Waiting for those results before transferring the embryo can add several weeks to an IVF cycle, she says.

Same-sex couples may also use IVF, surrogacy and other ART procedures and treatments to have children.

4. Surplus frozen embryos reduce costs – and risks – of IVF.

“Our ability to freeze embryos has really revolutionized how we care for fertility patients,” Feinberg says.

For one thing, it’s helped lower the health risks for patients, because multiple eggs can be harvested from one ovarian stimulation cycle and then fertilized and frozen for future use. She says that’s helped move the field toward transferring one embryo at a time, reducing the risks associated with carrying twins and triplets.

She says freezing embryos before transferring them into the uterus has also essentially eliminated the risk of ovarian hyperstimulation syndrome. OHSS is a potentially life-threatening response to fertility medications that can result in fluid in a woman’s abdomen and raises the risk of blood clots getting into the lungs.

Freezing embryos can also increase the chance of success. Many patients don’t succeed with IVF after one cycle. Having multiple frozen embryos makes it more economically feasible for couples to try again for a successful implantation, because the bulk of the cost of IVF comes during the ovarian stimulation and egg retrieval process, she says.

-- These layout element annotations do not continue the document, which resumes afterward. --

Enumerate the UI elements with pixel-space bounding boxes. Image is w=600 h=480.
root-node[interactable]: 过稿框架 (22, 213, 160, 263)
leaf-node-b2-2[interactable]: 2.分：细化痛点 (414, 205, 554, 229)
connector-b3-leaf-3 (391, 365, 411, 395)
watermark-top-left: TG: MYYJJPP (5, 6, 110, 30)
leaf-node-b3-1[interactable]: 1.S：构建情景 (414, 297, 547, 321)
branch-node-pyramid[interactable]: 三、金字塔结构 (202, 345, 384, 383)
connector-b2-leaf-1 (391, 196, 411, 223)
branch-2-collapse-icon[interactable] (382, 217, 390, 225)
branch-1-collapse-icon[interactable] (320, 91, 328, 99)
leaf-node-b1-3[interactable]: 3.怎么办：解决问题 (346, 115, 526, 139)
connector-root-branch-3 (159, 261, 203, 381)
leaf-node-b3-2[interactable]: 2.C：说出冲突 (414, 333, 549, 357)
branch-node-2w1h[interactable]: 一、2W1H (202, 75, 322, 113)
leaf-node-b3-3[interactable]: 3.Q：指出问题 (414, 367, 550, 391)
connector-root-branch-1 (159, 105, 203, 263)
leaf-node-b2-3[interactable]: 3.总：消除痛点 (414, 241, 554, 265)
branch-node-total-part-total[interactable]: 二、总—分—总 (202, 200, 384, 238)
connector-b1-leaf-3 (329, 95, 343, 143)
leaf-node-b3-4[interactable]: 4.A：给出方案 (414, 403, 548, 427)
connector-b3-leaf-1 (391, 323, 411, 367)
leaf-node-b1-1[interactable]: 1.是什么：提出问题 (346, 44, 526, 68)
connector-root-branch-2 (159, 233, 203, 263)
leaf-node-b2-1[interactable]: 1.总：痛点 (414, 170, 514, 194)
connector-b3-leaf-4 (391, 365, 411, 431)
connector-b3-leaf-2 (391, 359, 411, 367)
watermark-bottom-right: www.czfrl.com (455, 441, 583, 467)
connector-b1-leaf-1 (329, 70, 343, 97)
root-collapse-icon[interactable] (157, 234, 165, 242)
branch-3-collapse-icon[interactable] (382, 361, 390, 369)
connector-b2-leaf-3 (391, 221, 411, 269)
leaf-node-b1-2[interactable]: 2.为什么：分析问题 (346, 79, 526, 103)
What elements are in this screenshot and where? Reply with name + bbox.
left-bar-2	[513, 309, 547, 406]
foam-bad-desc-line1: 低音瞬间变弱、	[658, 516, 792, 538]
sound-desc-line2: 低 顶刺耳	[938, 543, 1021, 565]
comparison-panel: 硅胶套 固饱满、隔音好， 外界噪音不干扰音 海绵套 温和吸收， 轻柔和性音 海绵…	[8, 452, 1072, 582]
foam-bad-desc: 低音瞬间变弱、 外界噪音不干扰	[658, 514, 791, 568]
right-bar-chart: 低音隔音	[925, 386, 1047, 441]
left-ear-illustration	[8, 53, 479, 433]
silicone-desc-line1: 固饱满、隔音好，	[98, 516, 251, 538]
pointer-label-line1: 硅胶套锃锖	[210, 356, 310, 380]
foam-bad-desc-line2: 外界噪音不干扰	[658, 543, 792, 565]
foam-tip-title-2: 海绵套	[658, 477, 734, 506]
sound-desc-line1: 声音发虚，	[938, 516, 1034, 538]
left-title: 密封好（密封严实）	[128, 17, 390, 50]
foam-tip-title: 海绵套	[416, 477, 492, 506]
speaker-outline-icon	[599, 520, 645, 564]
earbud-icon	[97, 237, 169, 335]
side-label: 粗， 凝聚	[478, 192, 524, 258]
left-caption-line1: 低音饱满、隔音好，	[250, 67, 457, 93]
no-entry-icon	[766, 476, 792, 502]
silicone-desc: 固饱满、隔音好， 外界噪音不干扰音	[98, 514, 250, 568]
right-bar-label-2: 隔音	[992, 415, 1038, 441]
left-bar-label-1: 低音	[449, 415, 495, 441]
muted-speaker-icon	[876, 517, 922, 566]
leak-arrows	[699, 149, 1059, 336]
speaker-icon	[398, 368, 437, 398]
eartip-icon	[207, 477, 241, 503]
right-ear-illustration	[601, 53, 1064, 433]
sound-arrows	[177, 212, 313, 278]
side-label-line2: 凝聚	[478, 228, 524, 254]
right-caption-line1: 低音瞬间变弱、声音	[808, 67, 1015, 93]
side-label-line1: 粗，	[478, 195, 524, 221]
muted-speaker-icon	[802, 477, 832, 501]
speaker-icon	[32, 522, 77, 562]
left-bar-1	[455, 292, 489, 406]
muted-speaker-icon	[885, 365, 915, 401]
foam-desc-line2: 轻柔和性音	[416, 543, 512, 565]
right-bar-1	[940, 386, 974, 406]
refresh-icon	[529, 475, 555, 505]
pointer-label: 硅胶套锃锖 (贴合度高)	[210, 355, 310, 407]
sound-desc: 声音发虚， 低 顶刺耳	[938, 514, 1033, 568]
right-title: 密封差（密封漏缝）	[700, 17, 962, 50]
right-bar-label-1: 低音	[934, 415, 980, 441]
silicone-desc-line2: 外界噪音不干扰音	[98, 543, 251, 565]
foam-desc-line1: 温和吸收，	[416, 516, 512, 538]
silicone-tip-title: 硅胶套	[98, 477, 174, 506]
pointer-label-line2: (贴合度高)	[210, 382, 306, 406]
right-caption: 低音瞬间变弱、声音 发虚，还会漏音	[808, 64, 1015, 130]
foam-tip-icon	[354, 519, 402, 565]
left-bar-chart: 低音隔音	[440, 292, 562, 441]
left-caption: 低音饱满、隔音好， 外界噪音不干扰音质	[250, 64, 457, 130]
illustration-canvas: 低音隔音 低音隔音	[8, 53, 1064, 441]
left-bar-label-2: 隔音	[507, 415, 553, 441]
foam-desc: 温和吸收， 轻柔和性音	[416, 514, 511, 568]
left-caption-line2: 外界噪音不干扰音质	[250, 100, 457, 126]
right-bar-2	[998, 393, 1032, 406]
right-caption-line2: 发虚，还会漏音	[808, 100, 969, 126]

“From a cost-effectiveness perspective, you want to get multiple embryos so that you don’t have to go back and go through multiple egg retrieval cycles,” she says.

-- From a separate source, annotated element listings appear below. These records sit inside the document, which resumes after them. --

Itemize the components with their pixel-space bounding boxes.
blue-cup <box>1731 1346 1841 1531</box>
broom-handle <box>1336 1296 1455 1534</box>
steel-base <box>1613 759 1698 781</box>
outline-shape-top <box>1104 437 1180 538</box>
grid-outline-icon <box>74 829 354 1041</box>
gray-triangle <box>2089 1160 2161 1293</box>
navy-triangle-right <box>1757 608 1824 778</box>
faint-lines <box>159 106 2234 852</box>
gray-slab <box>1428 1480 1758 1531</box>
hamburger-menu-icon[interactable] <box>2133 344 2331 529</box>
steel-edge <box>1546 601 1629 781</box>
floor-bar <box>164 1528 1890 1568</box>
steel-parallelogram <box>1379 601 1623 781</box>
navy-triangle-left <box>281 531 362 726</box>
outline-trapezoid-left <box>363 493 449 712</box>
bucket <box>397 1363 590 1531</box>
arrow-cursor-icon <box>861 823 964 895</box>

That’s important because IVF is very expensive. Feinberg says a typical IVF cycle can cost anywhere from $12,000 to $24,000, depending on where you go. And that doesn’t include the costs of medications, which can cost thousands of dollars per cycle.

By comparison, she says transferring a frozen embryo typically costs between $2,500 to $6,000 each time.

A handful of states mandate that employers provide infertility coverage, but most insurance policies do not cover the costs of IVF. Many people go into debt to achieve their dream of having children.

5. It’s still unclear how the Alabama ruling will affect IVF in the state … and beyond.

One of the questions the ruling raises: If embryos are people under the law, do you have to implant every embryo that is created in a particular IVF cycle, says Mary Ziegler, a law professor at the University of California, Davis.

Normally, extra frozen embryos that aren’t transferred into a uterus are stored, donated for research or destroyed. But Ziegler says it’s not clear donation or destruction are still legal options under the Alabama ruling. If that’s the case, she says providers in the state might feel the need to create only one embryo per IVF cycle.

“If you were not allowed to create more than one embryo per cycle, that’s likely to make IVF even more financially out of reach for people who don’t have insurance coverage and who struggle to pay that hefty price tag,” Ziegler told NPR.

Feinberg says it’s possible that providers could store surplus frozen embryos out of state, but that would also raise costs significantly – especially if patients had to pay to store their embryos indefinitely.

Ziegler says the ruling also could have implications outside of Alabama, as part of a broader strategy by the anti-abortion movement to win legal recognition of a fetus or embryo as a person, especially under the federal constitution.

“I think you’ll see the anti-abortion movement making a gradual case that the more state courts — the more state laws — recognize a fetus or embryo as a person for different circumstances and reasons, the more compelling they can say is the case for fetal personhood under the constitution,” Ziegler say.

Feinberg says the ruling could potentially also make offering IVF too costly for providers, who might have to pay more for malpractice insurance in states where embryos are considered people.